Dans l'analyse des incidences commandée par MPM, les deux cabinets de conseil en environnement Mida et Ecovia formulent d'ailleurs de sérieuses réserves. Sur la Nerthe tout d'abord. "Bien qu’occupé par un passage de pipe line et la présence d’une carrière, ce massif a su garder notamment dans sa partie nord une grande naturalité de fonctionnement. Ainsi, il a été identifié (…) comme une continuité majeure inscrite dans le DOG". A priori par le lieu idéal pour faire passer "un projet routier d’envergure" qui "pourrait avoir des conséquences importantes sur le rôle écologique de cette zone à l’échelle métropolitaine". Avec ce conseil : "dimensionner" la route en fonction de "la capacité d’accueil de l’espace littoral de la zone de l’Estaque". Traduction : attention à la saturation créée par l'appel d'air. A ce stade, les cabinets se contentent d'attirer l'attention : le Scot renvoie à plus tard, c'est-à-dire aux plans locaux d'urbanisme, la responsabilité des études d'impact et la recherche de la meilleure solution.

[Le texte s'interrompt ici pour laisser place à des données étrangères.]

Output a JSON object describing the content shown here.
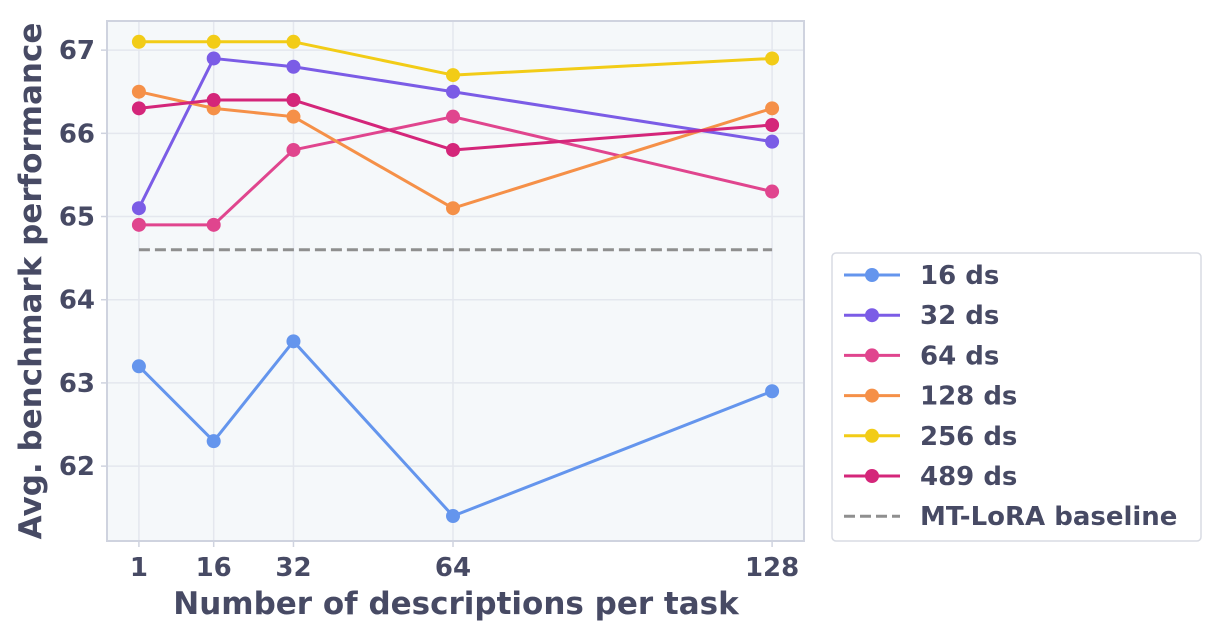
{
  "chart_data": {
    "type": "line",
    "title": "",
    "xlabel": "Number of descriptions per task",
    "ylabel": "Avg. benchmark performance",
    "x": [
      1,
      16,
      32,
      64,
      128
    ],
    "x_tick_labels": [
      "1",
      "16",
      "32",
      "64",
      "128"
    ],
    "y_ticks": [
      62,
      63,
      64,
      65,
      66,
      67
    ],
    "y_tick_labels": [
      "62",
      "63",
      "64",
      "65",
      "66",
      "67"
    ],
    "xlim": [
      -5.4,
      134.4
    ],
    "ylim": [
      61.1,
      67.35
    ],
    "grid": true,
    "legend_position": "right",
    "series": [
      {
        "name": "16 ds",
        "color": "#6495ed",
        "values": [
          63.2,
          62.3,
          63.5,
          61.4,
          62.9
        ]
      },
      {
        "name": "32 ds",
        "color": "#7b5ce6",
        "values": [
          65.1,
          66.9,
          66.8,
          66.5,
          65.9
        ]
      },
      {
        "name": "64 ds",
        "color": "#e0458e",
        "values": [
          64.9,
          64.9,
          65.8,
          66.2,
          65.3
        ]
      },
      {
        "name": "128 ds",
        "color": "#f59048",
        "values": [
          66.5,
          66.3,
          66.2,
          65.1,
          66.3
        ]
      },
      {
        "name": "256 ds",
        "color": "#f2cc17",
        "values": [
          67.1,
          67.1,
          67.1,
          66.7,
          66.9
        ]
      },
      {
        "name": "489 ds",
        "color": "#d4267a",
        "values": [
          66.3,
          66.4,
          66.4,
          65.8,
          66.1
        ]
      }
    ],
    "baseline": {
      "name": "MT-LoRA baseline",
      "color": "#8f8f8f",
      "value": 64.6
    }
  }
}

Pour l'AE, au contraire, "le Scot est la bonne échelle pour traiter des effets cumulés des projets sur les continuités écologiques".

Lorsqu'on lui pose la question de l'aéroport, Patrick Magro renvoie l'interrogration : "est-ce qu'on peut se permettre d'en bloquer toute extension ?" Visiblement, MPM répond non. Certains auraient pourtant peut-être une autre voie au débat, ou comme les cabinets Mida et Ecovia estimeraient qu'il convient avant "d’envisager avant toute extension artificielle de la zone, de réaffecter les espaces disponibles dans le périmètre actuel de l’aéroport." Car, écrivent-ils "l’artificialisation d’espaces naturels en bordure de l’étang de Bolmon, milieu rare et fragile, concerné par un site Natura 2000, est également une incidence non négligeable potentielle de ce projet. Cette extension aéroportuaire ne touchera pas directement ce site. Toutefois des zones humides, espaces de transition entre l’étang et le milieu terrestre, positionnées à l’Est de la lagune, risquent d’être impactées".

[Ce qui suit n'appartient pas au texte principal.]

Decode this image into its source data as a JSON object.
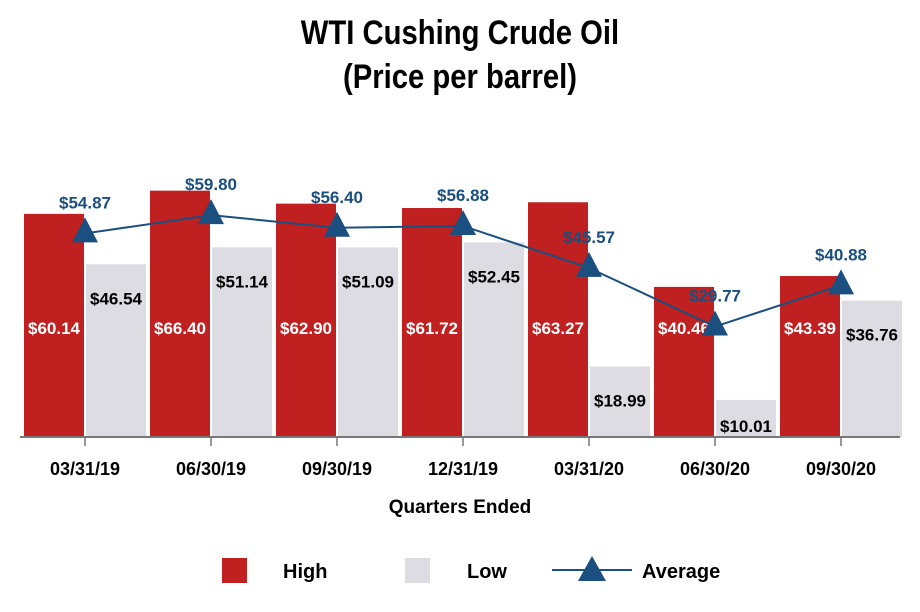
{
  "chart_data": {
    "type": "bar",
    "title": "WTI Cushing Crude Oil",
    "subtitle": "(Price per barrel)",
    "xlabel": "Quarters Ended",
    "ylabel": "",
    "ylim": [
      0,
      70
    ],
    "categories": [
      "03/31/19",
      "06/30/19",
      "09/30/19",
      "12/31/19",
      "03/31/20",
      "06/30/20",
      "09/30/20"
    ],
    "series": [
      {
        "name": "High",
        "type": "bar",
        "color": "#c0201f",
        "values": [
          60.14,
          66.4,
          62.9,
          61.72,
          63.27,
          40.46,
          43.39
        ],
        "labels": [
          "$60.14",
          "$66.40",
          "$62.90",
          "$61.72",
          "$63.27",
          "$40.46",
          "$43.39"
        ]
      },
      {
        "name": "Low",
        "type": "bar",
        "color": "#dcdce2",
        "values": [
          46.54,
          51.14,
          51.09,
          52.45,
          18.99,
          10.01,
          36.76
        ],
        "labels": [
          "$46.54",
          "$51.14",
          "$51.09",
          "$52.45",
          "$18.99",
          "$10.01",
          "$36.76"
        ]
      },
      {
        "name": "Average",
        "type": "line",
        "color": "#1a4f7f",
        "marker": "triangle",
        "values": [
          54.87,
          59.8,
          56.4,
          56.88,
          45.57,
          29.77,
          40.88
        ],
        "labels": [
          "$54.87",
          "$59.80",
          "$56.40",
          "$56.88",
          "$45.57",
          "$29.77",
          "$40.88"
        ]
      }
    ],
    "legend": {
      "placement": "bottom",
      "entries": [
        "High",
        "Low",
        "Average"
      ]
    },
    "grid": false
  }
}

3 Quels logements et quels transports ?

Mis à part ces points chauds, le Scot semble plutôt aller dans le sens contraire du "bétonnage" et du "coup par coup" souvent dénoncés à Marseille. La communauté urbaine dispose désormais de sept centralités et cinq territoires de projets où doit se concentrer prioritairement la construction, accompagnée de transports en commun et d'équipements publics.

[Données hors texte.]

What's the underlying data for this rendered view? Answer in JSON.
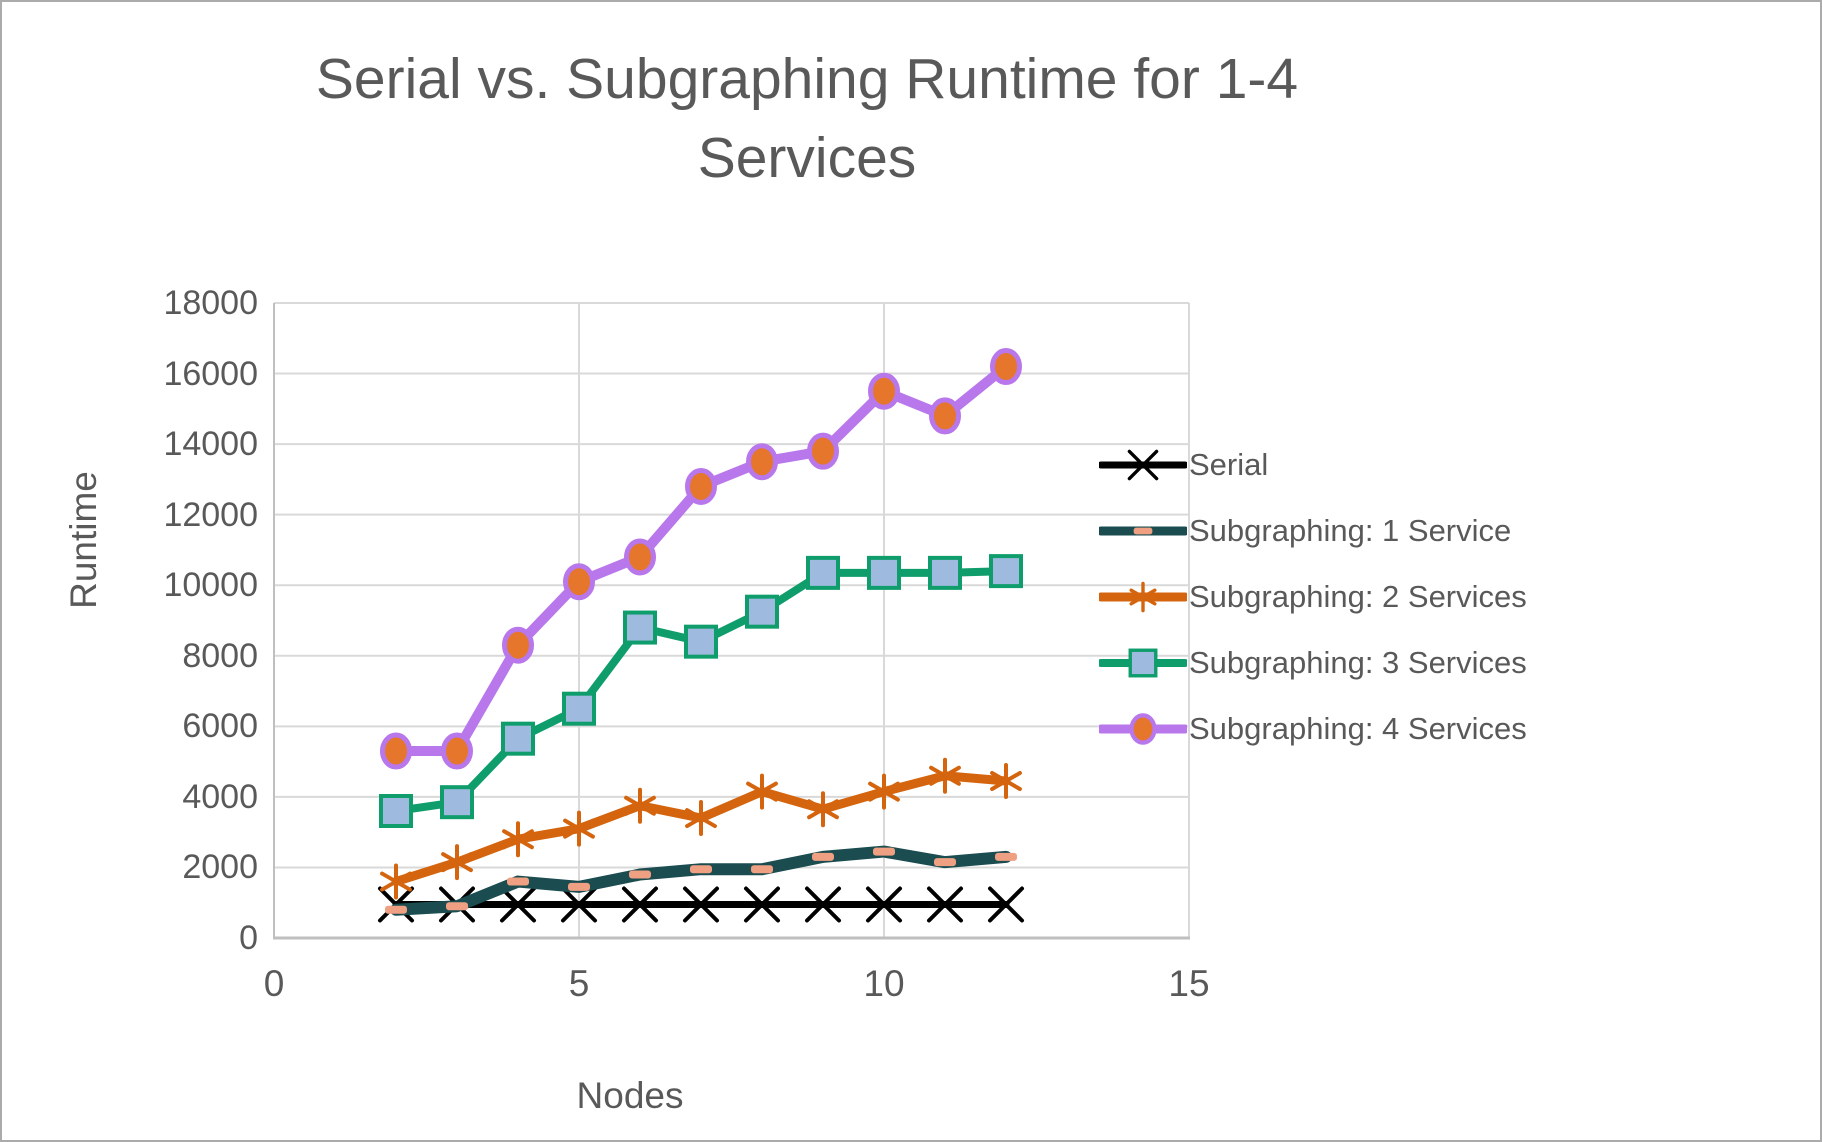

Mais là encore, les critiques fusent. "L'objectif de 80 000 logements supplémentaire nous semble insuffisant (…) ne serait-ce dans un premier temps que pour permettre le desserrement (la tendance à la baisse du nombre d'occupants par logement, ndlr) des ménages actuels", tacle le conseil régional. Au delà du débat sur les chiffres globaux, il préconise – toute comme l'AE – des "valeurs cibles logements/hectares" qui guideraient la densité plus ou moins grande souhaitée, donnant l'exemple de Lorient : 40/ha dans les secteurs les mieux desservis, 25 puis 20 là où les transports se font plus rares. "J'y suis tout à fait favorable", réagit Patrick Magro, qui concède que ce n'est pas l'avis partagé à MPM, d'où l'absence de cette mesure.

Quant à savoir quel type de logements, l'AE estime qu'en matière d'énergie notamment, le DOG "pourrait exprimer davantage d'exigences relatives aux constructions existantes et aux opérations d'ensemble (développement des réseaux de chaleur par exemple)". Le conseil régional, qui module désormais ses subventions en fonction du respect de la loi sur les 20% de logements sociaux, regrette lui que "le texte ne soit pas accompagné d'une cartographie précisant les espaces prioritaires pour y parvenir". Et juge les autres prescriptions "insuffisantes et peu adaptées notamment celle proposant de "réaliser 20 à 30% de logements sociaux dans toutes les opérations significatives"", tournure trop imprécise pour lui. Mais qui est là encore le reflet d'une absence de consensus : "On avait proposé un seuil minimum : 20% pour un projet de 60 logements  à Marseille et à partir de 30 logements dans les autres communes. Manifestement tout le monde n'est pas prêts à ça", admet Patrick Magro.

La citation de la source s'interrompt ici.